History of the Beit Trust
The Trust was established in 1906 by the Will of Alfred Beit, a financier and philanthropist. He had many interests, including the development of the railway system in Southern Africa. On his death in 1906, at the age of 53, he left a substantial legacy to a wide range of charitable causes.
His Will specifically established The Beit Railway Fund, to promote the development of regional communications.
It also provided, if at a later date the Trustees should decide that the Fund was no longer needed for its primary purpose, that the income could be applied to “education, public or other charitable purposes”.
This now forms the mandate for the modern operations of the Trust. The Trustees have always given preference to funding buildings and infrastructure.
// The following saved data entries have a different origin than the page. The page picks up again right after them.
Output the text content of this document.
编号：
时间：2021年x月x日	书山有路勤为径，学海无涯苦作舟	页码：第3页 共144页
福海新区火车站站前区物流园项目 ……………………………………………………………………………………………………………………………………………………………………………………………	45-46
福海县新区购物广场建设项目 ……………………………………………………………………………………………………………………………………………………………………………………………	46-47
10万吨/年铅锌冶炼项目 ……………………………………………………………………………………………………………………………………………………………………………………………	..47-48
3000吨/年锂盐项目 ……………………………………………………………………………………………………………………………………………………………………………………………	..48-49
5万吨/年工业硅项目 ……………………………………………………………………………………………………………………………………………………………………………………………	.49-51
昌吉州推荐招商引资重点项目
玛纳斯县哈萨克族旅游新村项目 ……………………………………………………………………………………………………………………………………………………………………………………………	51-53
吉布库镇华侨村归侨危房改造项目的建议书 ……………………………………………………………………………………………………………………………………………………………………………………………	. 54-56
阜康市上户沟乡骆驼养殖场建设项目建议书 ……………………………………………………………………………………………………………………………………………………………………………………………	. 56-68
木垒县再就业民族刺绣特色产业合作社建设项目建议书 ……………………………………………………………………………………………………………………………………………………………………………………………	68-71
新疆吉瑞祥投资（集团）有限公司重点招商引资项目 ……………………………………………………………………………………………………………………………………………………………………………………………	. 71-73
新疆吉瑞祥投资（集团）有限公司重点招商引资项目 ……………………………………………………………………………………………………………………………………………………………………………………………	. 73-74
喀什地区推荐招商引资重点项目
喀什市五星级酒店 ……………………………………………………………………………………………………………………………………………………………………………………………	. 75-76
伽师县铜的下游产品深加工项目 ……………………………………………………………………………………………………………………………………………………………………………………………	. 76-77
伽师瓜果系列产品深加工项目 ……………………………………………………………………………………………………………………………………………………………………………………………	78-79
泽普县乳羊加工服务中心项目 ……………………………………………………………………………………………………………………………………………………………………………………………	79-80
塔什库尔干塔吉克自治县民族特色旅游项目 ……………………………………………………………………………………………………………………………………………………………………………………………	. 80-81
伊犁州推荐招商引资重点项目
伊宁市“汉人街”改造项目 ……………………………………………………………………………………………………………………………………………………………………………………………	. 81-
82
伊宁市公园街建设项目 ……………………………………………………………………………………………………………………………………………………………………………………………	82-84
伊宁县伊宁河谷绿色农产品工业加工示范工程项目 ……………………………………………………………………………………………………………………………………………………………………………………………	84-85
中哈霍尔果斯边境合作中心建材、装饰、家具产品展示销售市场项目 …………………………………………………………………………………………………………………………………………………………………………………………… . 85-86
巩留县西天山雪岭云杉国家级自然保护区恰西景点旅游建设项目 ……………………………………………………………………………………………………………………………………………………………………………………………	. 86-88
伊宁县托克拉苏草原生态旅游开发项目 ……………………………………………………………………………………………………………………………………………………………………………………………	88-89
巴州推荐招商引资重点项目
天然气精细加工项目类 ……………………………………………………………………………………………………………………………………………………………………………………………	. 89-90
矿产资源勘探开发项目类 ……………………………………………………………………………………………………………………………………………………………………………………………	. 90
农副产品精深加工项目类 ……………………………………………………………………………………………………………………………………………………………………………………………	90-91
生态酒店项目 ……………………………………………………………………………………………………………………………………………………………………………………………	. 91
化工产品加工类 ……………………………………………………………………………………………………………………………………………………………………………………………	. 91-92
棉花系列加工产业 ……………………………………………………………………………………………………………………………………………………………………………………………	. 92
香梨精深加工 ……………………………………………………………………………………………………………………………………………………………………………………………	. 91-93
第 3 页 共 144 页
Grants are still occasionally given for very large new constructions, such as hospitals and schools. In general, however, most projects are chosen with the purpose of enhancing existing establishments or programmes, such as independent, rural and mission schools, hospitals, clinics, care homes and wildlife schemes.
The Original Terms of the Will
Under The Railway Fund’s original terms of reference, the Trust funded the construction of most of the great bridges of Southern Africa – over the Limpopo at Beitbridge, on the border of Zimbabwe and South Africa; over the Save in Zimbabwe; over the Kafue in Zambia; over the Luangwa on the Great East Road from Zambia to Malawi; and the Otto Beit Bridge (above), opened in 1939, which spans the Zambezi River between Zambia and Zimbabwe at Chirundu. Over four hundred smaller or low-level bridges were also built, which still provide much needed communication in rural areas.
The Sir Otto Beit Bridge was completed in 1939 and is still in use. The story of its engineering and construction is related here in this video.
The Trust's Objectives
Alfred Beit laid down the Trust’s objectives in his Will. These were re-emphasised in The Beit Trust Act 1954. The Trust’s benevolent mandate is exclusively for Zambia, Zimbabwe and Malawi. It does not fundraise. The 1906 Beit bequest, and its prudential management for over 100 years, remains the Trust’s sole funding source.
In 1946, the Trustees changed the focus from communications infrastructure to assistance in education (including now postgraduate scholarships, teacher training, books and computers, as well as school buildings); health (including regional electives for junior doctors, medical electives from the UK, hospitals, clinics and medical equipment); welfare (including care homes for the elderly); and the environment (notably conservation of endangered species).
The Trust takes care, in changing times, to ensure its priorities and ways of working remain fully effective in achieving its objectives. It does this for Trust-funded projects through regular spot-checks by Trustees, the Secretary, the Harare-based Representative and the Trust’s resident Correspondents; and through consultations with a wide range of other well-informed interlocutors.
The Trustees occasionally provide funds for crisis relief, but seldom make grants to other UK grant-making charities.